One of the challening parts of writing a system that juggles many concurrent requests is deciding how much stack to allocate. Pthread-based systems solve this problem by reserving a very large portion of memory for the stack, but this doesn't scale up well when you have very large numbers of requests. A better alternative is to start with a small stack and grow dynamically: but that can be tricky to do without hitting potential performance hazards.

Rust occupies an interesting spot in the design space. For simple Rust futures, we will allocate exactly as much stack space as is needed. This is done by analyzing the future and seeing what possible calls it may make.

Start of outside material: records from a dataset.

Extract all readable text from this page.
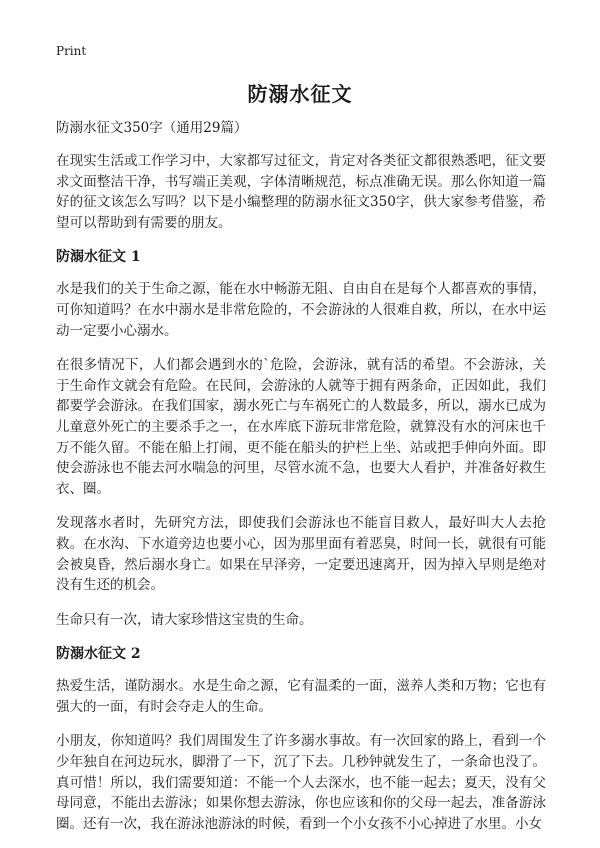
Print
防溺水征文
防溺水征文350字（通用29篇）

在现实生活或工作学习中，大家都写过征文，肯定对各类征文都很熟悉吧，征文要求文面整洁干净，书写端正美观，字体清晰规范，标点准确无误。那么你知道一篇好的征文该怎么写吗？以下是小编整理的防溺水征文350字，供大家参考借鉴，希望可以帮助到有需要的朋友。

防溺水征文 1

水是我们的关于生命之源，能在水中畅游无阻、自由自在是每个人都喜欢的事情，可你知道吗？在水中溺水是非常危险的，不会游泳的人很难自救，所以，在水中运动一定要小心溺水。

在很多情况下，人们都会遇到水的`危险，会游泳，就有活的希望。不会游泳，关于生命作文就会有危险。在民间，会游泳的人就等于拥有两条命，正因如此，我们都要学会游泳。在我们国家，溺水死亡与车祸死亡的人数最多，所以，溺水已成为儿童意外死亡的主要杀手之一，在水库底下游玩非常危险，就算没有水的河床也千万不能久留。不能在船上打闹，更不能在船头的护栏上坐、站或把手伸向外面。即使会游泳也不能去河水喘急的河里，尽管水流不急，也要大人看护，并准备好救生衣、圈。

发现落水者时，先研究方法，即使我们会游泳也不能盲目救人，最好叫大人去抢救。在水沟、下水道旁边也要小心，因为那里面有着恶臭，时间一长，就很有可能会被臭昏，然后溺水身亡。如果在早泽旁，一定要迅速离开，因为掉入早则是绝对没有生还的机会。

生命只有一次，请大家珍惜这宝贵的生命。

防溺水征文 2

热爱生活，谨防溺水。水是生命之源，它有温柔的一面，滋养人类和万物；它也有强大的一面，有时会夺走人的生命。

小朋友，你知道吗？我们周围发生了许多溺水事故。有一次回家的路上，看到一个少年独自在河边玩水，脚滑了一下，沉了下去。几秒钟就发生了，一条命也没了。真可惜！所以，我们需要知道：不能一个人去深水，也不能一起去；夏天，没有父母同意，不能出去游泳；如果你想去游泳，你也应该和你的父母一起去，准备游泳圈。还有一次，我在游泳池游泳的时候，看到一个小女孩不小心掉进了水里。小女
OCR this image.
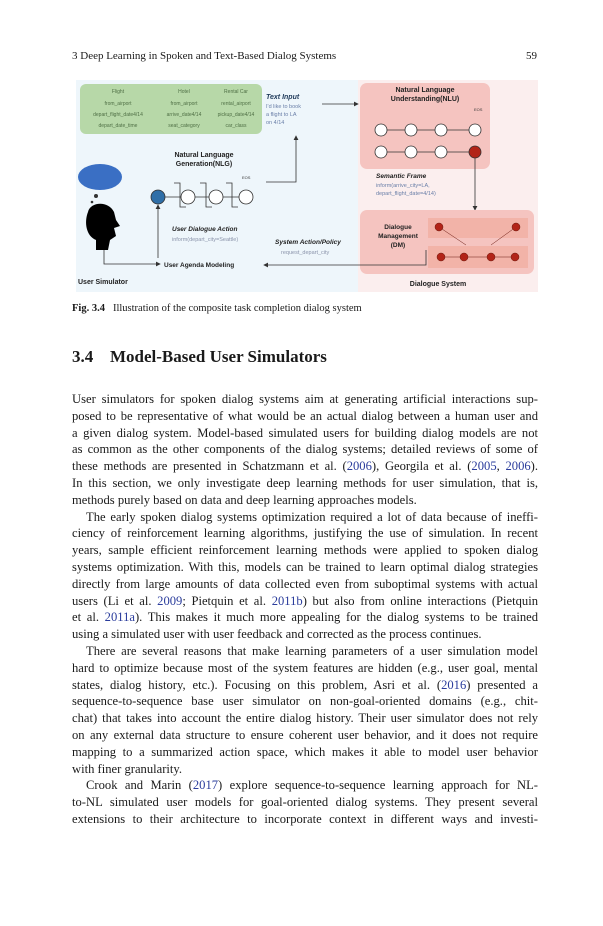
3 Deep Learning in Spoken and Text-Based Dialog Systems	59
Flight	Hotel	Rental Car
from_airport	from_airport	rental_airport
depart_flight_date4/14	arrive_date4/14	pickup_date4/14
depart_date_time	seat_category	car_class
Text Input
I'd like to book
a flight to LA
on 4/14
Natural Language
Understanding(NLU)
EOS
Semantic Frame
inform(arrive_city=LA,
depart_flight_date=4/14)
Dialogue
Management
(DM)
Dialogue System
System Action/Policy
request_depart_city
Natural Language
Generation(NLG)
EOS
User Dialogue Action
inform(depart_city=Seattle)
User Agenda Modeling
User Simulator
Fig. 3.4 Illustration of the composite task completion dialog system
3.4 Model-Based User Simulators
User simulators for spoken dialog systems aim at generating artificial interactions sup-
posed to be representative of what would be an actual dialog between a human user and
a given dialog system. Model-based simulated users for building dialog models are not
as common as the other components of the dialog systems; detailed reviews of some of
these methods are presented in Schatzmann et al. (2006), Georgila et al. (2005, 2006).
In this section, we only investigate deep learning methods for user simulation, that is,
methods purely based on data and deep learning approaches models.
The early spoken dialog systems optimization required a lot of data because of ineffi-
ciency of reinforcement learning algorithms, justifying the use of simulation. In recent
years, sample efficient reinforcement learning methods were applied to spoken dialog
systems optimization. With this, models can be trained to learn optimal dialog strategies
directly from large amounts of data collected even from suboptimal systems with actual
users (Li et al. 2009; Pietquin et al. 2011b) but also from online interactions (Pietquin
et al. 2011a). This makes it much more appealing for the dialog systems to be trained
using a simulated user with user feedback and corrected as the process continues.
There are several reasons that make learning parameters of a user simulation model
hard to optimize because most of the system features are hidden (e.g., user goal, mental
states, dialog history, etc.). Focusing on this problem, Asri et al. (2016) presented a
sequence-to-sequence base user simulator on non-goal-oriented domains (e.g., chit-
chat) that takes into account the entire dialog history. Their user simulator does not rely
on any external data structure to ensure coherent user behavior, and it does not require
mapping to a summarized action space, which makes it able to model user behavior
with finer granularity.
Crook and Marin (2017) explore sequence-to-sequence learning approach for NL-
to-NL simulated user models for goal-oriented dialog systems. They present several
extensions to their architecture to incorporate context in different ways and investi-
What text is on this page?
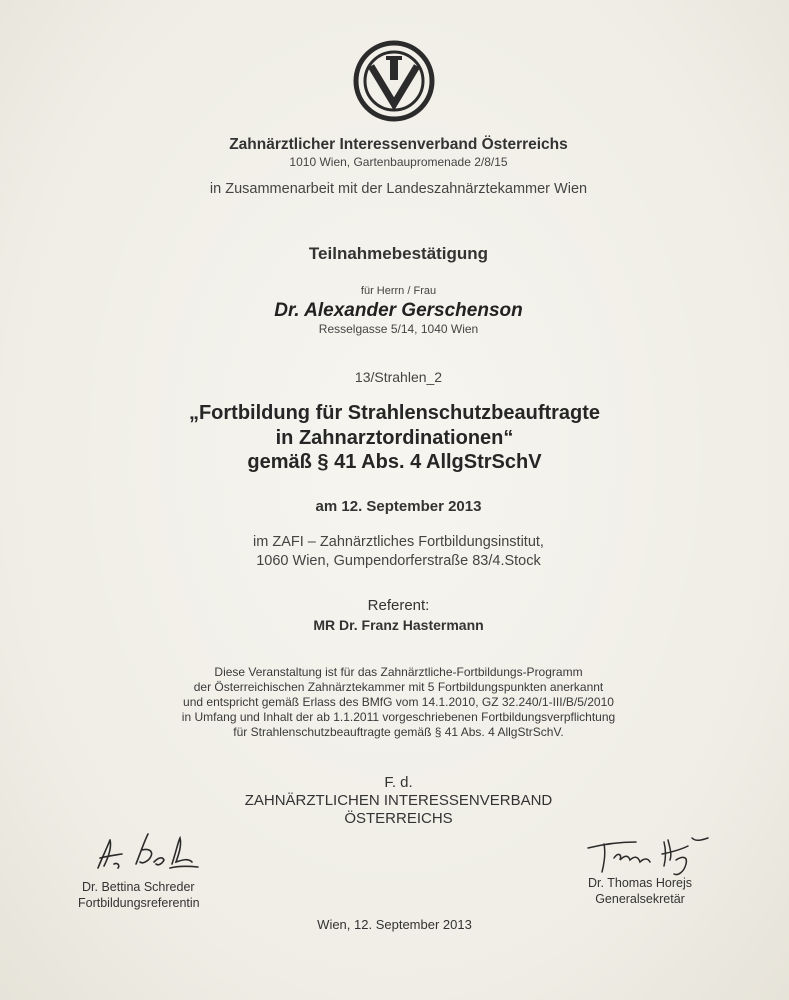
Zahnärztlicher Interessenverband Österreichs
1010 Wien, Gartenbaupromenade 2/8/15
in Zusammenarbeit mit der Landeszahnärztekammer Wien
Teilnahmebestätigung
für Herrn / Frau
Dr. Alexander Gerschenson
Resselgasse 5/14, 1040 Wien
13/Strahlen_2
„Fortbildung für Strahlenschutzbeauftragte
in Zahnarztordinationen“
gemäß § 41 Abs. 4 AllgStrSchV
am 12. September 2013
im ZAFI – Zahnärztliches Fortbildungsinstitut,
1060 Wien, Gumpendorferstraße 83/4.Stock
Referent:
MR Dr. Franz Hastermann
Diese Veranstaltung ist für das Zahnärztliche-Fortbildungs-Programm
der Österreichischen Zahnärztekammer mit 5 Fortbildungspunkten anerkannt
und entspricht gemäß Erlass des BMfG vom 14.1.2010, GZ 32.240/1-III/B/5/2010
in Umfang und Inhalt der ab 1.1.2011 vorgeschriebenen Fortbildungsverpflichtung
für Strahlenschutzbeauftragte gemäß § 41 Abs. 4 AllgStrSchV.
F. d.
ZAHNÄRZTLICHEN INTERESSENVERBAND
ÖSTERREICHS
Dr. Bettina Schreder
Fortbildungsreferentin
Dr. Thomas Horejs
Generalsekretär
Wien, 12. September 2013
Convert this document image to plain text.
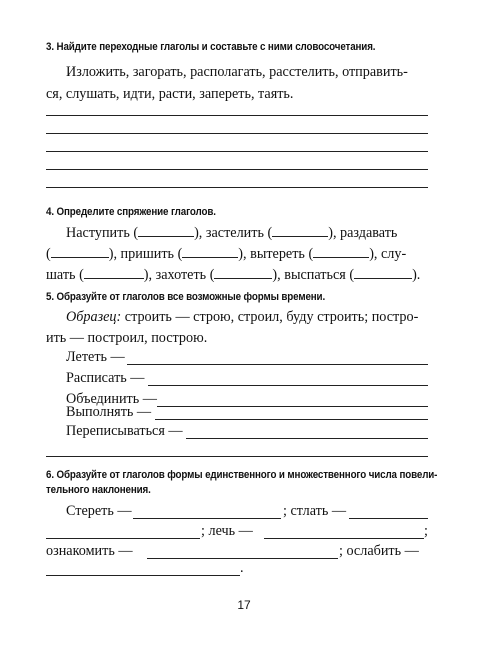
3. Найдите переходные глаголы и составьте с ними словосочетания.
Изложить, загорать, располагать, расстелить, отправить-
ся, слушать, идти, расти, запереть, таять.
4. Определите спряжение глаголов.
Наступить (	), застелить (	), раздавать
(	), пришить (	), вытереть (	), слу-
шать (	), захотеть (	), выспаться (	).
5. Образуйте от глаголов все возможные формы времени.
Образец: строить — строю, строил, буду строить; постро-
ить — построил, построю.
Лететь —
Расписать —
Объединить —
Выполнять —
Переписываться —
6. Образуйте от глаголов формы единственного и множественного числа повели-
тельного наклонения.
Стереть —	; стлать —
; лечь —	;
ознакомить —	; ослабить —
.
17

Sometimes, though, this analysis is not possible. For example, a recursive function can use infinite stack. In cases like this, you can annotate your async function to indicate that its stack space should be allocated on the heap where it is called (deliv_boxable):


#![allow(unused)]
fn main() {
box async fn foo() { .. }
}

These annotations are also useful for tuning performance. The tooling (deliv_tooling) can be used to suggest inserting box keywords on cold code paths, thus avoiding allocating stack space that is rarely used.

Async drop

Cleaning up resources in async code is done using destructors, just as in synchronous Rust. Simply implement the AsyncDrop trait (deliv_async_drop) instead of Drop, and you're good to go:


#![allow(unused)]
fn main() {
impl AsyncDrop for MyType {
    async fn drop(&mut self) {
        ...
    }
}
}

Just as in synchronous Rust, you are advised to keep destructors limited in their effects.

Caveat: Synchronous drop

One thing to be aware of when you implement AsyncDrop is that, because any Rust value can be dropped at any point, the type system will allow your type to be dropped synchronously as well. We do however have a lint that detects the most common cases and gives you a warning, so this is rare in practice.

Note: If a type that implements AsyncDrop but not Drop is dropped synchronously, the program will abort!

Caveat: Implicit await points

One other thing to be aware of is that async drop will trigger implicit awaits each time a value is dropped (e.g., when a block is exited). This is rarely an issue.